This Day in History: October 13th- The Almanac and the Spy
This Day In History: October 13, 1792
Way back on October 13, 1792, when George Washington was serving his first term as president, the first issue of what is today known as The Old Farmer’s Almanac went on sale for the asking price of six pence (nine cents). It was a big hit, tripling its circulation from 3,000 to 9,000 by the time its second issue was published.
There were many almanacs available providing the same content, such as tidal information, astronomical events and weather forecasts, so what made – and makes – The Old Farmer’s Almanac more popular than all the others?
For starters, Robert B. Thomas, the Almanac’s editor, had a secret method of weather forecasting that was (supposedly) surprisingly on the money. He devised a unique way of interpreting natural cycles that gave him an 80 percent accuracy rate, and to this day his method is locked away in a box at the Almanac office in Dublin, New Hampshire.

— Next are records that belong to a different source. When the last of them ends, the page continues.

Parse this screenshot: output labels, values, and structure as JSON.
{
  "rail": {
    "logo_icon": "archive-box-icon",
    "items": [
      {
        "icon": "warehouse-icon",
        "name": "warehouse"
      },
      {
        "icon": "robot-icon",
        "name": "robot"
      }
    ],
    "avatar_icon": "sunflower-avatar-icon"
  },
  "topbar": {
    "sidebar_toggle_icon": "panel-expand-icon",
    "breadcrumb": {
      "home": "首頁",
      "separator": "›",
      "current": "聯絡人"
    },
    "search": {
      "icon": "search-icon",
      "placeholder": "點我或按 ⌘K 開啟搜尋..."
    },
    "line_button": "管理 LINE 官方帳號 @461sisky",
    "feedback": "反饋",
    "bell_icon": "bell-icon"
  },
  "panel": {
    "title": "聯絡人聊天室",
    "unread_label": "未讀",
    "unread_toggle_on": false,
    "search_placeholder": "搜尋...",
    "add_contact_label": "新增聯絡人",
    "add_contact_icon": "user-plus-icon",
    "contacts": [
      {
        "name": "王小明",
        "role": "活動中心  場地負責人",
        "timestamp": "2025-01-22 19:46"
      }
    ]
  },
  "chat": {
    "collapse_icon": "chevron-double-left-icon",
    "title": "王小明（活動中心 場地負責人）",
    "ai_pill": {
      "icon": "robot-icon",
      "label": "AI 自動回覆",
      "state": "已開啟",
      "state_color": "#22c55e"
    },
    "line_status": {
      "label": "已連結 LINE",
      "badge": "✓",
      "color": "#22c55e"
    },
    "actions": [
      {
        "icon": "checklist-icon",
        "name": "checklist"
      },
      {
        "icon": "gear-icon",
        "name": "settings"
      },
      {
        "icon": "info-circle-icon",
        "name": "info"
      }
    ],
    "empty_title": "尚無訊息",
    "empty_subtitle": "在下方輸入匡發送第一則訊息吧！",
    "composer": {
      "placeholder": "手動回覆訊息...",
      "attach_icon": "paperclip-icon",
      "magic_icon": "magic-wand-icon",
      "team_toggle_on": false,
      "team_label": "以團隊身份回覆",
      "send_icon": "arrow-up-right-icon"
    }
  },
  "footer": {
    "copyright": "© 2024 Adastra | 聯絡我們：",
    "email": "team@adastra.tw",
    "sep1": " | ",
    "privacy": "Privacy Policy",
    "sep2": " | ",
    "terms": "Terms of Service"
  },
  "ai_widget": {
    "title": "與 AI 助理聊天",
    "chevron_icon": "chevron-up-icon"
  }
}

When Thomas died in 1846 (legend has it he was proofing the 1847 edition at the time), The Old Farmer’s Almanac was the best selling periodical in the United States. So even if the weather forecasts came up short here and there, he was definitely doing something right. (It probably helped that this particular item was not only useful for reading, but also wiping after going the old number two. At the time, toilet paper was virtually non-existent in the western world. The Almanac even helpfully came with a hole in it so it could easily be hung in outhouses. It wouldn’t be until the early 20th century that toilet paper became a thing in the United States.)
John H. Jenks, the new editor, officially added the world “Old” to the title of the Almanac in 1848 (previously it was known as The Farmer’s Almanac.) In 1851, the cover was changed to include an illustration of the four seasons by artist Henry Jenkins, which has graced every issue since.
During the late 1800s, the editors of The Old Farmer’s Almanac added features geared towards a general audience. One hapless editor dropped the weather forecast in the 1930s, but the reader backlash was so negative that the poor guy’s reputation at the magazine was shot.
Robb Sagendorph, who founded Yankee magazine four years earlier, bought The Old Farmer’s Almanac in 1939. His mission was to return the magazine to the style and format of its original editor Robert B. Thomas. The Almanac became filled with New England wit and charm once again, and its sales picked up after falling to an all-time low a few years earlier.
The Old Farmer’s Almanac record of continuous publication was threatened when a German spy was caught by the FBI – and he happened to have a copy of the Almanac in his coat pocket. The U.S. Government surmised he was using it for its weather reports, so it seemed the Almanac was indirectly supplying information to the enemy.
A nervous Sagendorph managed to convince the Feds that if the magazine published weather indications rather than forecasts, they would not be violating the “Code of Wartime Practices for the American Press.” The FBI was cool with that, so the Almanac’s perfect run continued unbroken (and does to this day). (Though it seems a lot of fuss for forecasts that, in reality, are about as accurate as flipping a coin. In fact, while this particular publication has a reputation for being one of the most accurate long term weather forecasting outlets out there, according to Dr. John Walsh, an Atmospheric Science professor at the University of Illinois, after reviewing their monthly forecast predictions over 5 years, he found The Old Farmer’s Almanac only correctly predicted deviations from normal annual averages at a rate of 50.7% accurate for monthly temperature forecasts and 51.9% for precipitation forecasts, when compared to actual weather station readings for the time periods.)